Without confirming the report, Josh Earnest, chief communications officer for United, more broadly told Cheddar, "Over the summer, as we were reading about the development of the vaccine, we recognized that the transport of that vaccine was going to be an incredible logistical, safety, and engineering challenge."

But it was a challenge that United has been preparing for since the beginning of the pandemic when it quickly ramped up cargo-only flights to make up for the drop off in international travel. The airline has since operated more than 8,200 cargo-only flights carrying a total of 555 million pounds.

It's also been working closely with vaccine makers and regulators to prepare their planes for the complex task of hauling vaccines over a world-wide distribution network. 

Earnest said United's 777-200 wide-body aircraft can carry a million doses on a single flight, but getting to this capacity required some regulatory and engineering tweaks. 

Because the Pfizer vaccine must be stored at a temperature of -94 degrees Fahrenheit, a million doses would require 15,000 pounds of dry ice. Typically the plane would only be allowed to carry 3,000 pounds of dry ice, but United worked with regulators to increase that limit by reducing the sublimation rate, which is basically how quickly the dry ice evaporates. 

That means keeping the cargo holds extra cold, Earnest said.

Whether or not United ends up carrying that many doses per flight remains to be seen, but the airline is positioning itself to serve as a crucial link in the U.S. distribution of COVID-19 vaccines. 

"It's hard to tell right now exactly what the demand is going to be, but we're working with vaccine makers around the world because we do have an incredible footprint here in the United States," Earnest said. "If you think about where our hubs are, we've got large logistical operations; we've got planes and pilots and ground equipment in places like San Francisco, Los Angeles, Chicago, Newark, New Jersey, Houston. These are all going to be important distribution points."

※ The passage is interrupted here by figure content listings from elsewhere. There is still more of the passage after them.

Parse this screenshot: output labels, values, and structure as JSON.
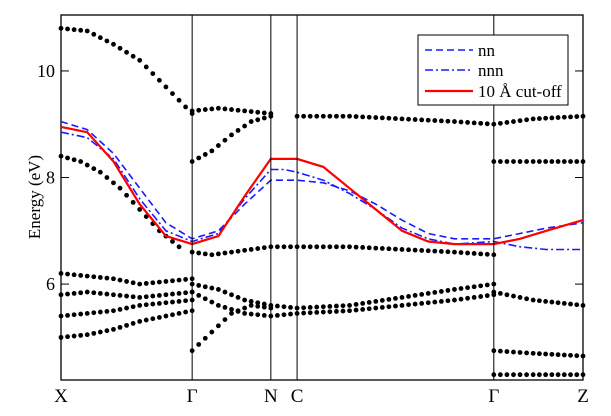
{
  "chart_data": {
    "type": "line",
    "title": "",
    "xlabel": "",
    "ylabel": "Energy (eV)",
    "ylim": [
      4.2,
      11.05
    ],
    "yticks": [
      6,
      8,
      10
    ],
    "kpoints": [
      {
        "label": "X",
        "x": 0.0
      },
      {
        "label": "Γ",
        "x": 1.0
      },
      {
        "label": "N",
        "x": 1.6
      },
      {
        "label": "C",
        "x": 1.8
      },
      {
        "label": "Γ",
        "x": 3.3
      },
      {
        "label": "Z",
        "x": 3.98
      }
    ],
    "xlim": [
      0.0,
      3.98
    ],
    "legend": {
      "position": "top-right",
      "entries": [
        {
          "label": "nn",
          "style": "dashed",
          "color": "#1a1aff"
        },
        {
          "label": "nnn",
          "style": "dashdot",
          "color": "#1a1aff"
        },
        {
          "label": "10 Å cut-off",
          "style": "solid",
          "color": "#ff0000"
        }
      ]
    },
    "series": [
      {
        "name": "nn",
        "color": "#1a1aff",
        "style": "dashed",
        "x": [
          0.0,
          0.2,
          0.4,
          0.6,
          0.8,
          1.0,
          1.2,
          1.4,
          1.6,
          1.7,
          1.8,
          2.0,
          2.2,
          2.4,
          2.6,
          2.8,
          3.0,
          3.3,
          3.5,
          3.7,
          3.98
        ],
        "y": [
          9.05,
          8.9,
          8.45,
          7.8,
          7.15,
          6.85,
          7.0,
          7.5,
          7.95,
          7.95,
          7.95,
          7.9,
          7.75,
          7.5,
          7.2,
          6.95,
          6.85,
          6.85,
          6.95,
          7.05,
          7.15
        ]
      },
      {
        "name": "nnn",
        "color": "#1a1aff",
        "style": "dashdot",
        "x": [
          0.0,
          0.2,
          0.4,
          0.6,
          0.8,
          1.0,
          1.2,
          1.4,
          1.6,
          1.7,
          1.8,
          2.0,
          2.2,
          2.4,
          2.6,
          2.8,
          3.0,
          3.3,
          3.5,
          3.7,
          3.98
        ],
        "y": [
          8.85,
          8.75,
          8.35,
          7.6,
          7.0,
          6.8,
          6.95,
          7.6,
          8.15,
          8.15,
          8.1,
          7.95,
          7.7,
          7.4,
          7.05,
          6.85,
          6.75,
          6.8,
          6.7,
          6.65,
          6.65
        ]
      },
      {
        "name": "10 Å cut-off",
        "color": "#ff0000",
        "style": "solid",
        "x": [
          0.0,
          0.2,
          0.4,
          0.6,
          0.8,
          1.0,
          1.2,
          1.4,
          1.6,
          1.7,
          1.8,
          2.0,
          2.2,
          2.4,
          2.6,
          2.8,
          3.0,
          3.3,
          3.5,
          3.7,
          3.98
        ],
        "y": [
          8.95,
          8.85,
          8.3,
          7.5,
          6.9,
          6.75,
          6.9,
          7.65,
          8.35,
          8.35,
          8.35,
          8.2,
          7.8,
          7.4,
          7.0,
          6.8,
          6.75,
          6.75,
          6.85,
          7.0,
          7.2
        ]
      }
    ],
    "scatter_bands": [
      {
        "x": [
          0.0,
          0.2,
          0.4,
          0.6,
          0.8,
          1.0
        ],
        "y": [
          10.8,
          10.75,
          10.5,
          10.2,
          9.7,
          9.2
        ]
      },
      {
        "x": [
          0.0,
          0.15,
          0.3,
          0.45,
          0.6,
          0.75,
          0.9
        ],
        "y": [
          8.4,
          8.3,
          8.1,
          7.8,
          7.4,
          7.0,
          6.7
        ]
      },
      {
        "x": [
          0.0,
          0.2,
          0.4,
          0.6,
          0.8,
          1.0
        ],
        "y": [
          6.2,
          6.15,
          6.1,
          6.0,
          6.05,
          6.1
        ]
      },
      {
        "x": [
          0.0,
          0.2,
          0.4,
          0.6,
          0.8,
          1.0
        ],
        "y": [
          5.8,
          5.85,
          5.8,
          5.75,
          5.8,
          5.85
        ]
      },
      {
        "x": [
          0.0,
          0.2,
          0.4,
          0.6,
          0.8,
          1.0
        ],
        "y": [
          5.4,
          5.45,
          5.5,
          5.6,
          5.65,
          5.7
        ]
      },
      {
        "x": [
          0.0,
          0.2,
          0.4,
          0.6,
          0.8,
          1.0
        ],
        "y": [
          5.0,
          5.05,
          5.15,
          5.3,
          5.4,
          5.5
        ]
      },
      {
        "x": [
          1.0,
          1.2,
          1.4,
          1.6
        ],
        "y": [
          9.25,
          9.3,
          9.25,
          9.2
        ]
      },
      {
        "x": [
          1.0,
          1.15,
          1.3,
          1.45,
          1.6
        ],
        "y": [
          8.3,
          8.5,
          8.8,
          9.05,
          9.15
        ]
      },
      {
        "x": [
          1.0,
          1.15,
          1.3,
          1.45,
          1.6,
          1.8,
          2.2,
          2.6,
          3.0,
          3.3
        ],
        "y": [
          6.6,
          6.55,
          6.6,
          6.65,
          6.7,
          6.7,
          6.7,
          6.65,
          6.6,
          6.55
        ]
      },
      {
        "x": [
          1.0,
          1.2,
          1.4,
          1.6,
          1.8,
          2.2,
          2.6,
          3.0,
          3.3
        ],
        "y": [
          6.0,
          5.9,
          5.7,
          5.6,
          5.55,
          5.6,
          5.75,
          5.9,
          6.0
        ]
      },
      {
        "x": [
          1.0,
          1.2,
          1.4,
          1.6,
          1.8,
          2.2,
          2.6,
          3.0,
          3.3
        ],
        "y": [
          5.85,
          5.6,
          5.45,
          5.4,
          5.45,
          5.5,
          5.6,
          5.7,
          5.8
        ]
      },
      {
        "x": [
          1.0,
          1.15,
          1.3,
          1.45,
          1.6
        ],
        "y": [
          4.75,
          5.1,
          5.45,
          5.6,
          5.55
        ]
      },
      {
        "x": [
          1.8,
          2.2,
          2.6,
          3.0,
          3.3,
          3.6,
          3.98
        ],
        "y": [
          9.15,
          9.15,
          9.1,
          9.05,
          9.0,
          9.1,
          9.15
        ]
      },
      {
        "x": [
          3.3,
          3.6,
          3.98
        ],
        "y": [
          8.3,
          8.3,
          8.3
        ]
      },
      {
        "x": [
          3.3,
          3.6,
          3.98
        ],
        "y": [
          5.85,
          5.7,
          5.6
        ]
      },
      {
        "x": [
          3.3,
          3.6,
          3.98
        ],
        "y": [
          4.75,
          4.7,
          4.65
        ]
      },
      {
        "x": [
          3.3,
          3.6,
          3.98
        ],
        "y": [
          4.3,
          4.3,
          4.3
        ]
      }
    ]
  }
}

While hopes for a vaccine have buoyed markets and business confidence, Earnest pointed out that much still depends on whether the federal government passes a stimulus package. 

"We are hopeful that policymakers here in the United States will be able to mobilize an economic assistance package that we know our economy really needs," he said. "The recovery of our business is going to be dependent on the recovery of the broader economy, not just here in the United States but around the world."